Il sig. Olivier Onidi ha attaccato frontalmente gli oppositori della Torino-Lione, affermando che “Potete criticare il progetto Lione-Torino, ma non potete certo dire che manca la trasparenza o che il progetto non abbia delle buone analisi costi-benefici. Non potete criticare il metodo che ha permesso al legislatore di scegliere il progetto (Torino-Lione, N.d.R.) come progetto prioritario europeo“. Poi ha scelto la prudenza non esponendo in una seduta pubblica i suoi argomenti e dichiarato “di essere disponibile ad un futuro confronto bilaterale” che non sarà pubblico, ma del quale tuttavia saremo in grado di dare tutti i dettagli.

Le parole e il tono del sig. Olivier Onidi sono rivelatrici del ruolo di forte promozione dei progetti TEN-T che svolge la Commissione Europea, dopo avere lungamente e pubblicamente sostenuto di voler essere neutrale rispettando le scelte degli Stati Membri.
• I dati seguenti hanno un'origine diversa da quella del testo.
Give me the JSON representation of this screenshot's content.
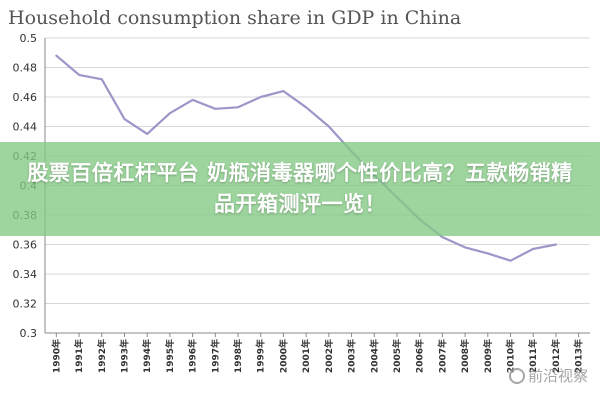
{
  "chart_data": {
    "type": "line",
    "title": "Household consumption share in GDP in China",
    "x": [
      "1990年",
      "1991年",
      "1992年",
      "1993年",
      "1994年",
      "1995年",
      "1996年",
      "1997年",
      "1998年",
      "1999年",
      "2000年",
      "2001年",
      "2002年",
      "2003年",
      "2004年",
      "2005年",
      "2006年",
      "2007年",
      "2008年",
      "2009年",
      "2010年",
      "2011年",
      "2012年",
      "2013年"
    ],
    "series": [
      {
        "values": [
          0.488,
          0.475,
          0.472,
          0.445,
          0.435,
          0.449,
          0.458,
          0.452,
          0.453,
          0.46,
          0.464,
          0.453,
          0.44,
          0.423,
          0.407,
          0.392,
          0.377,
          0.365,
          0.358,
          0.354,
          0.349,
          0.357,
          0.36,
          null
        ],
        "color": "#9b97c8"
      }
    ],
    "yticks": [
      "0.5",
      "0.48",
      "0.46",
      "0.44",
      "0.42",
      "0.4",
      "0.38",
      "0.36",
      "0.34",
      "0.32",
      "0.3"
    ],
    "ylim": [
      0.3,
      0.5
    ],
    "grid": true,
    "xlabel": "",
    "ylabel": ""
  },
  "overlay": {
    "text": "股票百倍杠杆平台 奶瓶消毒器哪个性价比高？五款畅销精品开箱测评一览！"
  },
  "watermark": {
    "text": "前沿视察"
  }
}
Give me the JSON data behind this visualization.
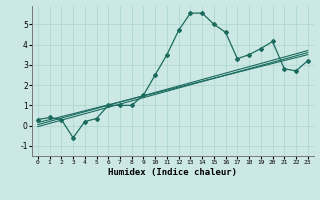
{
  "xlabel": "Humidex (Indice chaleur)",
  "background_color": "#cce8e4",
  "grid_color": "#b0d8d2",
  "line_color": "#1a6b5e",
  "xlim": [
    -0.5,
    23.5
  ],
  "ylim": [
    -1.5,
    5.9
  ],
  "yticks": [
    -1,
    0,
    1,
    2,
    3,
    4,
    5
  ],
  "xticks": [
    0,
    1,
    2,
    3,
    4,
    5,
    6,
    7,
    8,
    9,
    10,
    11,
    12,
    13,
    14,
    15,
    16,
    17,
    18,
    19,
    20,
    21,
    22,
    23
  ],
  "curve1_x": [
    0,
    1,
    2,
    3,
    4,
    5,
    6,
    7,
    8,
    9,
    10,
    11,
    12,
    13,
    14,
    15,
    16,
    17,
    18,
    19,
    20,
    21,
    22,
    23
  ],
  "curve1_y": [
    0.3,
    0.4,
    0.3,
    -0.6,
    0.2,
    0.35,
    1.0,
    1.0,
    1.0,
    1.5,
    2.5,
    3.5,
    4.7,
    5.55,
    5.55,
    5.0,
    4.6,
    3.3,
    3.5,
    3.8,
    4.15,
    2.8,
    2.7,
    3.2
  ],
  "line1_x": [
    0,
    23
  ],
  "line1_y": [
    0.15,
    3.5
  ],
  "line2_x": [
    0,
    23
  ],
  "line2_y": [
    -0.05,
    3.6
  ],
  "line3_x": [
    0,
    23
  ],
  "line3_y": [
    0.05,
    3.7
  ]
}
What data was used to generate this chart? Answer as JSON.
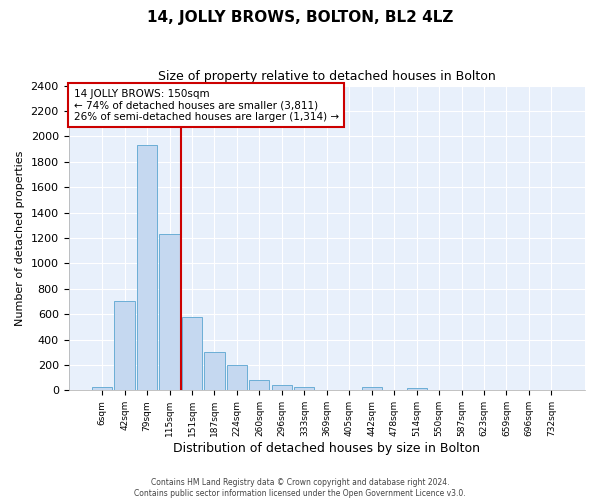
{
  "title": "14, JOLLY BROWS, BOLTON, BL2 4LZ",
  "subtitle": "Size of property relative to detached houses in Bolton",
  "xlabel": "Distribution of detached houses by size in Bolton",
  "ylabel": "Number of detached properties",
  "categories": [
    "6sqm",
    "42sqm",
    "79sqm",
    "115sqm",
    "151sqm",
    "187sqm",
    "224sqm",
    "260sqm",
    "296sqm",
    "333sqm",
    "369sqm",
    "405sqm",
    "442sqm",
    "478sqm",
    "514sqm",
    "550sqm",
    "587sqm",
    "623sqm",
    "659sqm",
    "696sqm",
    "732sqm"
  ],
  "values": [
    30,
    700,
    1930,
    1230,
    575,
    305,
    200,
    85,
    45,
    30,
    0,
    0,
    30,
    0,
    15,
    0,
    0,
    0,
    0,
    0,
    0
  ],
  "bar_color": "#c5d8f0",
  "bar_edge_color": "#6baed6",
  "vline_x": 3.5,
  "vline_color": "#cc0000",
  "annotation_text": "14 JOLLY BROWS: 150sqm\n← 74% of detached houses are smaller (3,811)\n26% of semi-detached houses are larger (1,314) →",
  "annotation_box_color": "#ffffff",
  "annotation_box_edge": "#cc0000",
  "ylim": [
    0,
    2400
  ],
  "yticks": [
    0,
    200,
    400,
    600,
    800,
    1000,
    1200,
    1400,
    1600,
    1800,
    2000,
    2200,
    2400
  ],
  "fig_background": "#ffffff",
  "plot_background": "#e8f0fb",
  "grid_color": "#ffffff",
  "footnote": "Contains HM Land Registry data © Crown copyright and database right 2024.\nContains public sector information licensed under the Open Government Licence v3.0."
}
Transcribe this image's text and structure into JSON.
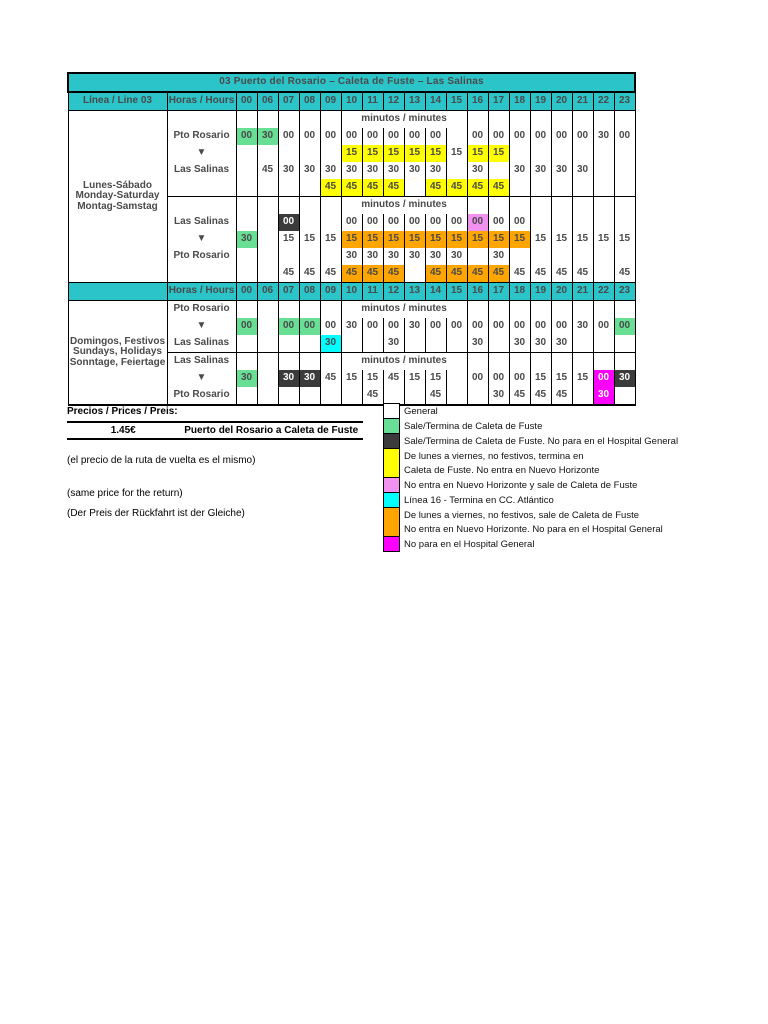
{
  "colors": {
    "teal": "#2BC4C9",
    "green": "#68DF95",
    "yellow": "#FFFF00",
    "orange": "#FFA500",
    "pink": "#F192F0",
    "cyan": "#00FFFF",
    "magenta": "#FF00FF",
    "dark": "#3B3B3B",
    "white": "#FFFFFF"
  },
  "timetable": {
    "title": "03 Puerto del Rosario – Caleta de Fuste – Las Salinas",
    "linea_label": "Línea / Line 03",
    "horas_label": "Horas / Hours",
    "hours": [
      "00",
      "06",
      "07",
      "08",
      "09",
      "10",
      "11",
      "12",
      "13",
      "14",
      "15",
      "16",
      "17",
      "18",
      "19",
      "20",
      "21",
      "22",
      "23"
    ],
    "minutes_header": "minutos / minutes",
    "direction_arrow": "▼",
    "day_groups": [
      {
        "label_lines": [
          "Lunes-Sábado",
          "Monday-Saturday",
          "Montag-Samstag"
        ],
        "blocks": [
          {
            "type": "monsat",
            "from": "Pto Rosario",
            "to": "Las Salinas",
            "rows": [
              [
                "00:g",
                "30:g",
                "00",
                "00",
                "00",
                "00",
                "00",
                "00",
                "00",
                "00",
                "",
                "00",
                "00",
                "00",
                "00",
                "00",
                "00",
                "30",
                "00"
              ],
              [
                "",
                "",
                "",
                "",
                "",
                "15:y",
                "15:y",
                "15:y",
                "15:y",
                "15:y",
                "15",
                "15:y",
                "15:y",
                "",
                "",
                "",
                "",
                "",
                ""
              ],
              [
                "",
                "45",
                "30",
                "30",
                "30",
                "30",
                "30",
                "30",
                "30",
                "30",
                "",
                "30",
                "",
                "30",
                "30",
                "30",
                "30",
                "",
                ""
              ],
              [
                "",
                "",
                "",
                "",
                "45:y",
                "45:y",
                "45:y",
                "45:y",
                "",
                "45:y",
                "45:y",
                "45:y",
                "45:y",
                "",
                "",
                "",
                "",
                "",
                ""
              ]
            ]
          },
          {
            "type": "monsat",
            "from": "Las Salinas",
            "to": "Pto Rosario",
            "rows": [
              [
                "",
                "",
                "00:k",
                "",
                "",
                "00",
                "00",
                "00",
                "00",
                "00",
                "00",
                "00:p",
                "00",
                "00",
                "",
                "",
                "",
                "",
                ""
              ],
              [
                "30:g",
                "",
                "15",
                "15",
                "15",
                "15:o",
                "15:o",
                "15:o",
                "15:o",
                "15:o",
                "15:o",
                "15:o",
                "15:o",
                "15:o",
                "15",
                "15",
                "15",
                "15",
                "15"
              ],
              [
                "",
                "",
                "",
                "",
                "",
                "30",
                "30",
                "30",
                "30",
                "30",
                "30",
                "",
                "30",
                "",
                "",
                "",
                "",
                "",
                ""
              ],
              [
                "",
                "",
                "45",
                "45",
                "45",
                "45:o",
                "45:o",
                "45:o",
                "",
                "45:o",
                "45:o",
                "45:o",
                "45:o",
                "45",
                "45",
                "45",
                "45",
                "",
                "45"
              ]
            ]
          }
        ]
      },
      {
        "label_lines": [
          "Domingos, Festivos",
          "Sundays, Holidays",
          "Sonntage, Feiertage"
        ],
        "blocks": [
          {
            "type": "sunday",
            "from": "Pto Rosario",
            "to": "Las Salinas",
            "rows": [
              [
                "00:g",
                "",
                "00:g",
                "00:g",
                "00",
                "30",
                "00",
                "00",
                "30",
                "00",
                "00",
                "00",
                "00",
                "00",
                "00",
                "00",
                "30",
                "00",
                "00:g"
              ],
              [
                "",
                "",
                "",
                "",
                "30:c",
                "",
                "",
                "30",
                "",
                "",
                "",
                "30",
                "",
                "30",
                "30",
                "30",
                "",
                "",
                ""
              ]
            ]
          },
          {
            "type": "sunday",
            "from": "Las Salinas",
            "to": "Pto Rosario",
            "rows": [
              [
                "30:g",
                "",
                "30:k",
                "30:k",
                "45",
                "15",
                "15",
                "45",
                "15",
                "15",
                "",
                "00",
                "00",
                "00",
                "15",
                "15",
                "15",
                "00:m",
                "30:k"
              ],
              [
                "",
                "",
                "",
                "",
                "",
                "",
                "45",
                "",
                "",
                "45",
                "",
                "",
                "30",
                "45",
                "45",
                "45",
                "",
                "30:m",
                ""
              ]
            ]
          }
        ]
      }
    ]
  },
  "prices": {
    "heading": "Precios / Prices / Preis:",
    "amount": "1.45€",
    "route": "Puerto del Rosario a Caleta de Fuste",
    "notes": [
      "(el precio de la ruta de vuelta es el mismo)",
      "(same price for the return)",
      "(Der Preis der Rückfahrt ist der Gleiche)"
    ]
  },
  "legend": {
    "entries": [
      {
        "color": "white",
        "lines": [
          "General"
        ]
      },
      {
        "color": "green",
        "lines": [
          "Sale/Termina de Caleta de Fuste"
        ]
      },
      {
        "color": "dark",
        "lines": [
          "Sale/Termina de Caleta de Fuste. No para en el Hospital General"
        ]
      },
      {
        "color": "yellow",
        "lines": [
          "De lunes a viernes, no festivos, termina en",
          "Caleta de Fuste. No entra en Nuevo Horizonte"
        ]
      },
      {
        "color": "pink",
        "lines": [
          "No entra en Nuevo Horizonte y sale de Caleta de Fuste"
        ]
      },
      {
        "color": "cyan",
        "lines": [
          "Línea 16 - Termina en CC. Atlántico"
        ]
      },
      {
        "color": "orange",
        "lines": [
          "De lunes a viernes, no festivos, sale de  Caleta de Fuste",
          "No entra en Nuevo Horizonte. No para en el Hospital General"
        ]
      },
      {
        "color": "magenta",
        "lines": [
          "No para en el Hospital General"
        ]
      }
    ]
  }
}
In realtà la Commissione Europea si presenta come un’impresa che deve vendere i suoi prodotti per sopravvivere. E che per sopravvivere non esita ad attaccare verbalmente i cittadini che si oppongono, in questo caso i MEPs in un’aula del Parlamento europeo, in altri casi rifiutando di fornire ai cittadini la documentazione richiesta o manipolando i dati della realtà (cfr. le relazioni dei Coordinatori TEN-T).